The registrant's other certifying officer and I have disclosed, based on our most recent evaluation of internal control over financial reporting, to the registrant's auditors and the audit committee of the registrant's board of directors (or persons performing the equivalent functions):
a)
all significant deficiencies and material weaknesses in the design or operation of internal control over financial reporting which are reasonably likely to adversely affect the registrant's ability to record, process, summarize and report financial information; and
b)
any fraud, whether or not material, that involves management or other employees who have a significant role in the registrant's internal control over financial reporting.

 
Date:
August 10, 2020
/s/    PETER KIES        
 
 
Peter Kies
Chief Financial Officer (Principal Financial and Accounting Officer)



Exhibit 32.1
Certification Pursuant to
18 U.S.C. Section 1350,
As Adopted Pursuant to
Section 906 of the Sarbanes-Oxley Act of 2002
In connection with the quarterly report of Inovio Pharmaceuticals, Inc. (the “Company”) on Form 10-Q for the quarter ending June 30, 2020, as filed with the Securities and Exchange Commission on the date hereof (the “Report”), each of the undersigned, in the capacities and on the date indicated below, hereby certifies, pursuant to 18 U.S.C. Section 1350, as adopted pursuant to Section 906 of the Sarbanes-Oxley Act of 2002, that to his knowledge:
(1) The Report fully complies with the requirements of Section 13(a) or 15(d) of the Securities Exchange Act of 1934; and
(2) The information contained in the Report fairly presents, in all material respects, the financial condition and results of operations of the Company.
 
Date:
August 10, 2020
/s/    J. JOSEPH KIM        
 
 
J. Joseph Kim
President, Chief Executive Officer and Director
(Principal Executive Officer)
 
 
 
Date:
August 10, 2020
/s/    PETER KIES        
 
 
Peter Kies
Chief Financial Officer
(Principal Financial and Accounting Officer)

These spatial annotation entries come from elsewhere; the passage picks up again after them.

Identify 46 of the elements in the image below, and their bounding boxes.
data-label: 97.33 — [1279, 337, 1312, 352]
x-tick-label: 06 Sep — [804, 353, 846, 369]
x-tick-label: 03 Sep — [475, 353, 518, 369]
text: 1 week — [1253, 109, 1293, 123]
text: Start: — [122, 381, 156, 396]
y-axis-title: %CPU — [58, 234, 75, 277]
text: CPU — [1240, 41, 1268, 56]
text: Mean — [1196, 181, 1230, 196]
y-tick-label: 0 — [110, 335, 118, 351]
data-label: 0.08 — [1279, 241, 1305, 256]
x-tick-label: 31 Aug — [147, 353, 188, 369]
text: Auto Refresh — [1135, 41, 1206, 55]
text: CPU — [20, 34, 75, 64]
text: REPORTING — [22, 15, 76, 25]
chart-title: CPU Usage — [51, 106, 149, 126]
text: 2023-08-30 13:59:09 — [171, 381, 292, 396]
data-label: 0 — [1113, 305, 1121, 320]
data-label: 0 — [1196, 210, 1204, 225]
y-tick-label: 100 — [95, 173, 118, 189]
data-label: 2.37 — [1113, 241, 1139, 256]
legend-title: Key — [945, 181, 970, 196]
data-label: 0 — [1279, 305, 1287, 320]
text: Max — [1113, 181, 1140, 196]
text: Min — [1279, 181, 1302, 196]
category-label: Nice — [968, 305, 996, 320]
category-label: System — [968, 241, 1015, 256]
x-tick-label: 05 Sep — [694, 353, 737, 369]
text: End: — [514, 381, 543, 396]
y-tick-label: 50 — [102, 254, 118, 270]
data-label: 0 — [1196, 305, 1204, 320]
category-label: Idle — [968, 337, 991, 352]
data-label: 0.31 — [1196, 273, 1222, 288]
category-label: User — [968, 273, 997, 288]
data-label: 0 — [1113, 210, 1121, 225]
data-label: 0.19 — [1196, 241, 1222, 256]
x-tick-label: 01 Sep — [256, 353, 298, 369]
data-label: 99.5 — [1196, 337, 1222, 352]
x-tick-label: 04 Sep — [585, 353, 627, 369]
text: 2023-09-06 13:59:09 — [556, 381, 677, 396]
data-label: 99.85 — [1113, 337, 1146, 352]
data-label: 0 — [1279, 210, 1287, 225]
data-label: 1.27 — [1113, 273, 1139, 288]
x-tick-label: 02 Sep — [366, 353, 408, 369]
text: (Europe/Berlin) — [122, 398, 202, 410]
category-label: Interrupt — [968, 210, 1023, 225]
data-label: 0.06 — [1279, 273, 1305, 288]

The foregoing certification is being furnished solely pursuant to Section 906 of the Sarbanes-Oxley Act of 2002 and is not filed with the Securities and Exchange Commission as part of the Form 10-Q or as a separate disclosure document and is not incorporated by reference into any filing of Inovio Pharmaceuticals, Inc. under the Securities Act of 1933, as amended, or the Securities Exchange Act of 1934, as amended, irrespective of any general incorporation language contained in such filing. A signed original of this written statement required by Section 906 has been provided to the Company and will be retained by the Company and furnished to the Securities and Exchange Commission or its staff upon request.